Being from there brings this film in perspective as a search for culture and acceptance. As a teacher and coach, and an ex-Iowan, I knew people who yearned for something new while others went along with this type of charade until they realized how ridiculous it is to act black. The funny moments are endless though, the horrible raps, the "representin'", the outfits, and the dream sequences and cameos. This is a movie that seems to grow on you with a ridiculous but somewhat serious message behind it all. I mean Snoop, Slick Rick, and Doug E. Fresh make appearances! Show this one to the people who you might know that fake the funk."
Comic Relief, But a Serious Undertone Lies Within.....

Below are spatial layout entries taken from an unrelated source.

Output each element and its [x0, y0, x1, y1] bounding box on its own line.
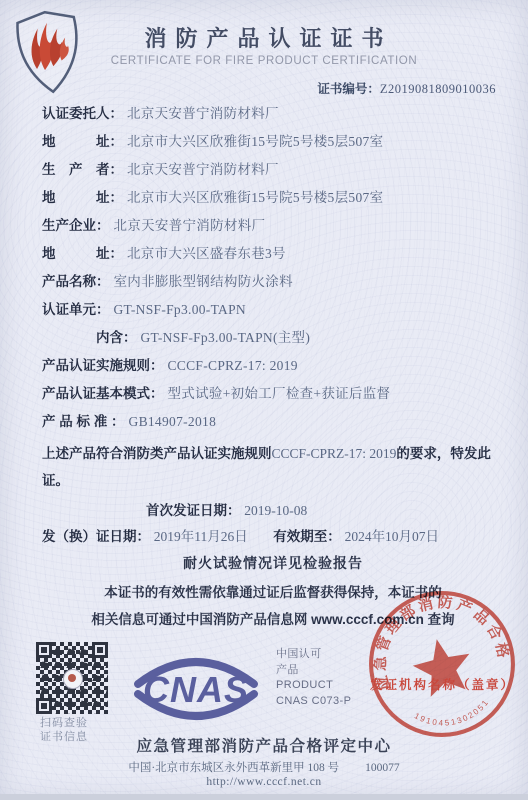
- first-issue-date-label: 首次发证日期：: [146, 503, 241, 518]
- field-value: 北京天安普宁消防材料厂: [127, 104, 279, 124]
- official-seal: 应急管理部消防产品合格评定中心 1910451302051: [352, 574, 528, 754]
- seal-serial: 1910451302051: [411, 696, 494, 735]
- field-row-applicant-address: 地 址： 北京市大兴区欣雅街15号院5号楼5层507室: [42, 132, 502, 152]
- org-postcode: 100077: [365, 762, 400, 774]
- field-row-product-standard: 产 品 标 准 ： GB14907-2018: [42, 412, 502, 432]
- field-label: 产品认证实施规则：: [42, 356, 164, 376]
- certificate-number-value: Z2019081809010036: [380, 82, 496, 96]
- conformity-statement: 上述产品符合消防类产品认证实施规则CCCF-CPRZ-17: 2019的要求，特…: [42, 440, 504, 494]
- field-value: GB14907-2018: [129, 412, 217, 432]
- field-row-manufacturer-address: 地 址： 北京市大兴区盛春东巷3号: [42, 244, 502, 264]
- accreditation-block: 中国认可 产品 PRODUCT CNAS C073-P: [276, 647, 351, 709]
- field-label: 产品名称：: [42, 272, 110, 292]
- field-value: 北京市大兴区欣雅街15号院5号楼5层507室: [127, 188, 383, 208]
- accreditation-line-cn1: 中国认可: [276, 647, 351, 663]
- certificate-number-line: 证书编号：Z2019081809010036: [317, 79, 496, 97]
- qr-code: [36, 642, 108, 714]
- field-value: GT-NSF-Fp3.00-TAPN(主型): [141, 328, 311, 348]
- field-row-certification-unit: 认证单元： GT-NSF-Fp3.00-TAPN: [42, 300, 502, 320]
- issue-and-expiry-line: 发（换）证日期： 2019年11月26日 有效期至： 2024年10月07日: [42, 524, 502, 550]
- certificate-subtitle-en: CERTIFICATE FOR FIRE PRODUCT CERTIFICATI…: [0, 55, 528, 67]
- field-label: 地 址：: [42, 188, 123, 208]
- org-address-text: 中国·北京市东城区永外西革新里甲 108 号: [128, 762, 339, 774]
- certificate-number-label: 证书编号：: [317, 82, 380, 96]
- cnas-logo-text: CNAS: [143, 669, 249, 710]
- field-label: 生 产 者：: [42, 160, 123, 180]
- field-row-producer-address: 地 址： 北京市大兴区欣雅街15号院5号楼5层507室: [42, 188, 502, 208]
- statement-rule-code: CCCF-CPRZ-17: 2019: [272, 446, 397, 461]
- field-value: CCCF-CPRZ-17: 2019: [168, 356, 298, 376]
- cnas-logo: CNAS: [130, 650, 262, 726]
- expiry-date-label: 有效期至：: [273, 529, 341, 544]
- expiry-date-value: 2024年10月07日: [345, 529, 440, 544]
- field-value: 北京天安普宁消防材料厂: [127, 160, 279, 180]
- accreditation-line-en: PRODUCT: [276, 678, 351, 694]
- issuing-org-address: 中国·北京市东城区永外西革新里甲 108 号100077: [0, 759, 528, 775]
- certificate-body: 认证委托人： 北京天安普宁消防材料厂 地 址： 北京市大兴区欣雅街15号院5号楼…: [42, 104, 502, 633]
- qr-center-logo-icon: [63, 669, 83, 689]
- field-label: 产 品 标 准 ：: [42, 412, 125, 432]
- first-issue-date-line: 首次发证日期： 2019-10-08: [146, 498, 502, 524]
- field-row-included-model: 内含： GT-NSF-Fp3.00-TAPN(主型): [96, 328, 502, 348]
- first-issue-date-value: 2019-10-08: [244, 503, 307, 518]
- seal-overlay-label: 发证机构名称（盖章）: [370, 675, 528, 693]
- field-row-certification-mode: 产品认证基本模式： 型式试验+初始工厂检查+获证后监督: [42, 384, 502, 404]
- field-label: 产品认证基本模式：: [42, 384, 164, 404]
- field-value: GT-NSF-Fp3.00-TAPN: [114, 300, 246, 320]
- field-row-producer: 生 产 者： 北京天安普宁消防材料厂: [42, 160, 502, 180]
- field-row-product-name: 产品名称： 室内非膨胀型钢结构防火涂料: [42, 272, 502, 292]
- seal-serial-textpath: 1910451302051: [411, 696, 494, 735]
- certificate-page: 消防产品认证证书 CERTIFICATE FOR FIRE PRODUCT CE…: [0, 0, 528, 800]
- field-row-manufacturer: 生产企业： 北京天安普宁消防材料厂: [42, 216, 502, 236]
- field-row-applicant: 认证委托人： 北京天安普宁消防材料厂: [42, 104, 502, 124]
- field-value: 北京市大兴区欣雅街15号院5号楼5层507室: [127, 132, 383, 152]
- accreditation-line-cn2: 产品: [276, 663, 351, 679]
- scan-edge-strip: [0, 794, 528, 800]
- field-value: 室内非膨胀型钢结构防火涂料: [114, 272, 293, 292]
- field-row-implementation-rule: 产品认证实施规则： CCCF-CPRZ-17: 2019: [42, 356, 502, 376]
- qr-finder-icon: [36, 642, 52, 658]
- issuing-org-website: http://www.cccf.net.cn: [0, 776, 528, 788]
- issue-date-value: 2019年11月26日: [154, 529, 248, 544]
- issue-date-label: 发（换）证日期：: [42, 529, 150, 544]
- field-label: 生产企业：: [42, 216, 110, 236]
- qr-finder-icon: [92, 642, 108, 658]
- field-label: 地 址：: [42, 244, 123, 264]
- certificate-title: 消防产品认证证书: [0, 22, 528, 53]
- field-label: 认证单元：: [42, 300, 110, 320]
- statement-part1: 上述产品符合消防类产品认证实施规则: [42, 446, 272, 461]
- field-value: 北京天安普宁消防材料厂: [114, 216, 266, 236]
- issuing-org-name: 应急管理部消防产品合格评定中心: [0, 734, 528, 756]
- qr-caption-line1: 扫码查验: [40, 717, 88, 731]
- accreditation-code: CNAS C073-P: [276, 694, 351, 710]
- field-label: 地 址：: [42, 132, 123, 152]
- qr-finder-icon: [36, 698, 52, 714]
- field-value: 北京市大兴区盛春东巷3号: [127, 244, 286, 264]
- field-label: 内含：: [96, 328, 137, 348]
- fire-test-note: 耐火试验情况详见检验报告: [42, 550, 504, 576]
- field-value: 型式试验+初始工厂检查+获证后监督: [168, 384, 391, 404]
- field-label: 认证委托人：: [42, 104, 123, 124]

Kenzan Tsutakawa-Chinn | 01/20/2004
(5 out of 5 stars)
"Flip Dogg and his 2 homeys from the not so mean streets of Iowa love rap music, and the "black" culture of hip hop. Despite being from Iowa, they attempt to "keep it real", and Flip Dogg rejects his given lifestyle of famers and rednecks (in his words). He has a pretty girlfriend that he manages to knock up. His girlfriend realizes that when the baby is born, Flip Dogg will be simply JUST the baby's daddy---nothing more, certainly not a father.Khalid is one of the few black people in Flip Dogg's Iowa hometown. Flip lovingly calls him his "homey" (well, something else, actually that starts with an 'N', but Khalid does not appreciate that). Flip thinks because Flip is negro, he has connections to the 'hood and is totally ghetto, so he asks him to accompany him and his crew to Chicago's Cabrini Greene (Chicago's Harlem). "Despite" Khalid being black, he lives an upper middle class life, with educated parents, and Khalid is college bound himself. Flip does not seem to get it. His parents disapprove of his lifestyle as well.This movie has a profound message----the true black inner city ghetto lifestyle is not to be glamourized, and it is certainly not the image you may think it is (thanks to MTV). While I appreciate Flip's desire to get out of Iowa and make something better of his life, the means he does to achieve a better life is the wrong way. There are some extremely humorous jokes and situations (a lot at the expense of the cornfield state of Iowa). The one that sticks out in my mind is when Flip-Dogg says that he is really black, he has a tiny brown spot on his skin, and says the rest of him is a birthmark. Cameos abound in this movie from the rap world---Snoop Dogg, Dr. Dre, Fat Joe and others make appearances. Good to see they do not object to the racial stereotypes this film promotes.A tad more serious than "Don't Be a Menace to South Central..." but well worth the rent---hopefully the DVD version will be available before 2010....."
Herminio Martinez | Texas | 03/19/2006
(4 out of 5 stars)
"Funny movie, could be misinterpreted but if your open minded it is very very funny."